Nynaeve completou, mais baixinho:

— Tome muito cuidado, Egwene. Por favor. — Ela dava puxões curtos na trança.

Egwene se acomodou na cama de cabeceira baixa, as duas outras sentadas em dois banquinhos, uma de cada lado, enquanto trovões ressoavam no céu. O sono chegou bem devagar.

Ela estava outra vez nas planícies irregulares, como sempre começavam todos os sonhos. Flores e borboletas banhadas pela luz do sol primaveril, pássaros cantando e uma brisa suave. Ela usava seda verde com pássaros dourados bordados sobre os seios, além de sandálias de veludo verde. O ter’angreal parecia leve o bastante para flutuar para fora do vestido, mas o peso do anel da Grande Serpente o puxava para baixo.

Por simples tentativa e erro, ela aprendera algumas das regras de Tel’aran’rhiod. Mesmo aquele Mundo dos Sonhos, aquele Mundo Invisível, tinha suas regras, ainda que estranhas, e ela estava certa de que não conhecia nem um décimo delas. Também aprendera uma forma de ir aonde desejasse. Fechando os olhos, ela esvaziou a mente, como fazia para abraçar saidar, mas precisava preencher o vazio com algo diferente. Não era tão fácil, pois o botão de rosa insistia em se formar, e ela ficava sentindo a Fonte Verdadeira, desejando abraçá-la. Visualizou o Coração da Pedra, a mesma estrutura que vira em todos os outros sonhos, e o reproduziu com perfeição em todos os detalhes, dentro do vazio. As gigantescas colunas de pedra vermelha polida. As pedras do chão desgastadas pelo tempo. O domo muito acima de sua cabeça. A espada de cristal, intocável, girando lentamente no ar, o cabo para baixo. Quando a imagem parecia tão real que ela tinha a certeza de que poderia estender a mão e tocá-la, abriu os olhos e estava lá, no Coração da Pedra. Ou no Coração da Pedra que existia em Tel’aran’rhiod.

As colunas estavam lá, e Callandor. Ao redor da espada reluzente, quase tão turvas e imateriais quanto sombras, treze mulheres sentadas de pernas cruzadas observavam a espada girar. Liandrin, com os cabelos cor de mel, virou a cabeça, encarou Egwene com aqueles olhos grandes e escuros e abriu um sorriso com os lábios em forma de botão de rosa.

Ofegando, Egwene sentou-se na cama tão depressa que quase caiu para o lado.

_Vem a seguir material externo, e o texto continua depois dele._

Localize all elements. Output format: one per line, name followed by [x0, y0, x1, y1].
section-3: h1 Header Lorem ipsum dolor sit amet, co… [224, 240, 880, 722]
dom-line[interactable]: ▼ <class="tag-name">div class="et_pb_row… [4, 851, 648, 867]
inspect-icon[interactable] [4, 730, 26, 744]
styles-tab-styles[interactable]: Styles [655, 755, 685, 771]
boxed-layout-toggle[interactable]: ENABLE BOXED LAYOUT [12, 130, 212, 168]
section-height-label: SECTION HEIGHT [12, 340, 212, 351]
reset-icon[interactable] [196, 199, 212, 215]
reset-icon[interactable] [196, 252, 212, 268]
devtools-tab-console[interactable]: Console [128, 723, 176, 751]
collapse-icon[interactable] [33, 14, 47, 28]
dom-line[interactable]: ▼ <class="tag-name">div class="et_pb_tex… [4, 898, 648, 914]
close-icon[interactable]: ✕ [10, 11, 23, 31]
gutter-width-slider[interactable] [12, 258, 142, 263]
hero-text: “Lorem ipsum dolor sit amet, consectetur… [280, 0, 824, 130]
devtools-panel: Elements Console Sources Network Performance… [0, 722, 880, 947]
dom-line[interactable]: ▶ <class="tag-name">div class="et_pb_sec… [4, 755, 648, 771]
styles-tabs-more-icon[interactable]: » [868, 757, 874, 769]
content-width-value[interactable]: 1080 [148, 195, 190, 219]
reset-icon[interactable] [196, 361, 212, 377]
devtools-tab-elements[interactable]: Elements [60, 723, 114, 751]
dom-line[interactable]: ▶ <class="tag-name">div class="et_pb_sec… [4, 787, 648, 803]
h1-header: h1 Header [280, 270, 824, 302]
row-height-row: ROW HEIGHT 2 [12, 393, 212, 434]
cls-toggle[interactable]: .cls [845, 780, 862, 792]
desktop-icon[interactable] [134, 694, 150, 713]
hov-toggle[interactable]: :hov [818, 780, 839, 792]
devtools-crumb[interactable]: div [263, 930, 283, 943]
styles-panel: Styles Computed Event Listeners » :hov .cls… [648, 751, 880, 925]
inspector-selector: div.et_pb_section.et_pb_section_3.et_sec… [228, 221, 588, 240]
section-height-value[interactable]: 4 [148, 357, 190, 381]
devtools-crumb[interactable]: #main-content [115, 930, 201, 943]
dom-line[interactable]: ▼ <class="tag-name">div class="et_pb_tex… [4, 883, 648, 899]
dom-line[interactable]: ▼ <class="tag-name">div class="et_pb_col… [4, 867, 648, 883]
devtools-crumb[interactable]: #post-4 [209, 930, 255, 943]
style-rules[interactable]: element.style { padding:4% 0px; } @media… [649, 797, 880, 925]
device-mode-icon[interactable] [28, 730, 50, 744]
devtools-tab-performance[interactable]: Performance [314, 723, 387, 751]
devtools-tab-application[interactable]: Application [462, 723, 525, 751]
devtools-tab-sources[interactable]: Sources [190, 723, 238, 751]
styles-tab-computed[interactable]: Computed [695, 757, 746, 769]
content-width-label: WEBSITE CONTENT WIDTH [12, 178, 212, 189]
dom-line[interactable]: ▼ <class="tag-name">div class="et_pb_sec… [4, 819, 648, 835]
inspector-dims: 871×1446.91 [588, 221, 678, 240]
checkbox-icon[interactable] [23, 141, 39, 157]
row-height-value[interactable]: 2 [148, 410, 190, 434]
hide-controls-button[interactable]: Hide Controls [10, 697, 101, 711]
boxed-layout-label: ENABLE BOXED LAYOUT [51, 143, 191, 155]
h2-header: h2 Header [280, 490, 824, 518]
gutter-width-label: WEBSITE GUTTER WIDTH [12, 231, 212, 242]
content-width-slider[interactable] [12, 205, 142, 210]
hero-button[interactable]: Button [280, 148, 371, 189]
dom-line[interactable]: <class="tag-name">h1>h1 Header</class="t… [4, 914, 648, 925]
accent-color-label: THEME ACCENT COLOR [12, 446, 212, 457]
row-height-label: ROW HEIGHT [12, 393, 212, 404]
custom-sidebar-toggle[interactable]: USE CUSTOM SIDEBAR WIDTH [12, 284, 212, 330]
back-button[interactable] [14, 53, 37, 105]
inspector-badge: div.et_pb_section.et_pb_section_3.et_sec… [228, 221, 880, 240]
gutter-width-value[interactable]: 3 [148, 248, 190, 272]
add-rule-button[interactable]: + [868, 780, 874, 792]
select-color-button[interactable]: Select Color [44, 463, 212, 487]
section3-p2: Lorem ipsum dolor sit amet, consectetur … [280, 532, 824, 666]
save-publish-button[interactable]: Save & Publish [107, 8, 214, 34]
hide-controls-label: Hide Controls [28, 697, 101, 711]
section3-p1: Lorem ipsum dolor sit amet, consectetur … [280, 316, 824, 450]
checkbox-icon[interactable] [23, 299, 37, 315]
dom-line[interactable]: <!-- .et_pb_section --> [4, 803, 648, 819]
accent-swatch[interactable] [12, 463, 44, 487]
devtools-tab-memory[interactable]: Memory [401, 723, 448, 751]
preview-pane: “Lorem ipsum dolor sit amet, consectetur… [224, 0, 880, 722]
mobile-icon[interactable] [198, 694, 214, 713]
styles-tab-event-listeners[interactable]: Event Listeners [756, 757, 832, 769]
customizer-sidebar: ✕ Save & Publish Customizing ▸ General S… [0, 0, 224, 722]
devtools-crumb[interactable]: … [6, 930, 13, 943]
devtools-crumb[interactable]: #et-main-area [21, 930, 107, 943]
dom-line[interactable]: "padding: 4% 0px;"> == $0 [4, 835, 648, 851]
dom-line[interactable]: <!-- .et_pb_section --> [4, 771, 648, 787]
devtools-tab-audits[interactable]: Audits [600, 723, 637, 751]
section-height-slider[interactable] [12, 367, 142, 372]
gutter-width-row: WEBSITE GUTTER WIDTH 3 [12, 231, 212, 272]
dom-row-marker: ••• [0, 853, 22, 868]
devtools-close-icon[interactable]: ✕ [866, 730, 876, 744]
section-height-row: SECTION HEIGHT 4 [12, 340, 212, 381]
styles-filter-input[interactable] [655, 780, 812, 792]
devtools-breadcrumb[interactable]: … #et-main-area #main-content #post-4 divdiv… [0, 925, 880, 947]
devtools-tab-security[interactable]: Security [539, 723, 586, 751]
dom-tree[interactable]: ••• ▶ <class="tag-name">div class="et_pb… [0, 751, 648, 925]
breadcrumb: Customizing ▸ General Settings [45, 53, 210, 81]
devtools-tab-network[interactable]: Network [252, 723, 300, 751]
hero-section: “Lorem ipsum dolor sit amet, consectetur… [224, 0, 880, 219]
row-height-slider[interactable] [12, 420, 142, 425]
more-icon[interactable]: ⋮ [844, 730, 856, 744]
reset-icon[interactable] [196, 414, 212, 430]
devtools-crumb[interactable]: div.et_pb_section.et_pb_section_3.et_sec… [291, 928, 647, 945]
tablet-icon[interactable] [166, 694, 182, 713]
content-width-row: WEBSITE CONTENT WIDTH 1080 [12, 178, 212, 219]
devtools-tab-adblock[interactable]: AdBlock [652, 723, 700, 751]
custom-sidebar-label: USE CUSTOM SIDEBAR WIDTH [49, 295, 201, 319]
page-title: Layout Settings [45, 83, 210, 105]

— Qual é o problema? — inquiriu Elayne. — O que aconteceu? Você parece assustada.

— Você acabou de fechar os olhos — comentou Nynaeve, baixinho. — É a primeira vez, desde que começamos isso, que você volta sem que a gente precise acordá-la. Alguma coisa aconteceu, não foi? — Ela deu um puxão forte na trança. — Está tudo bem?

Como foi que eu voltei?, perguntou-se Egwene. Luz, não sei nem o que fiz. Ela sabia que estava apenas tentando adiar o que precisava dizer. Desamarrando o cordão em torno do pescoço, ela botou na palma da mão os dois anéis, o da Grande Serpente e o ter’angreal, que era maior e retorcido.

— Elas estão esperando por nós — explicou, por fim. Não era preciso explicitar quem. — E acho que sabem que estamos em Tear.

Do lado de fora, a tempestade desabava na cidade.

Com a chuva martelando no convés acima de sua cabeça, Mat encarava o tabuleiro de pedras na mesa entre ele e Thom, mas não conseguia se concentrar no jogo, embora tivessem apostado um marco de prata andoriano. Trovões ressoavam, e raios caíam do outro lado das pequenas janelas. Quatro lampiões iluminavam a cabine do capitão do Andorinha. Essa porcaria de navio pode até ser ágil que nem o pássaro, mas ainda está lento demais, maldição. A embarcação deu um leve solavanco, depois outro. O balanço pareceu mudar. Acho bom que ele não tenha nos enfiado em um desses malditos bancos de lama! Se aquele homem não estiver avançando o mais depressa possível com essa banheira lerda, vou enfiar aquele ouro pela goela dele! Ele soltou um bocejo — não dormia bem desde a partida de Caemlyn, estava preocupado demais para conseguir dormir direito — e depois outro. Então pôs uma pedra branca na interseção de duas linhas: com mais três jogadas, apanharia quase um quinto das pedras pretas de Thom.

— Você poderia ser um bom jogador, garoto — comentou o menestrel em voz baixa, com a boca no cachimbo, colocando a pedra seguinte —, se fizesse algum esforço. — O tabaco cheirava a folhas e nozes.

Mat pegou outra pedra da pilha em seu cotovelo, depois piscou os olhos e a posicionou. Nas mesmas três jogadas, as pedras de Thom teriam cercado mais de um terço das dele. Ele não previra o movimento, e estava sem saída.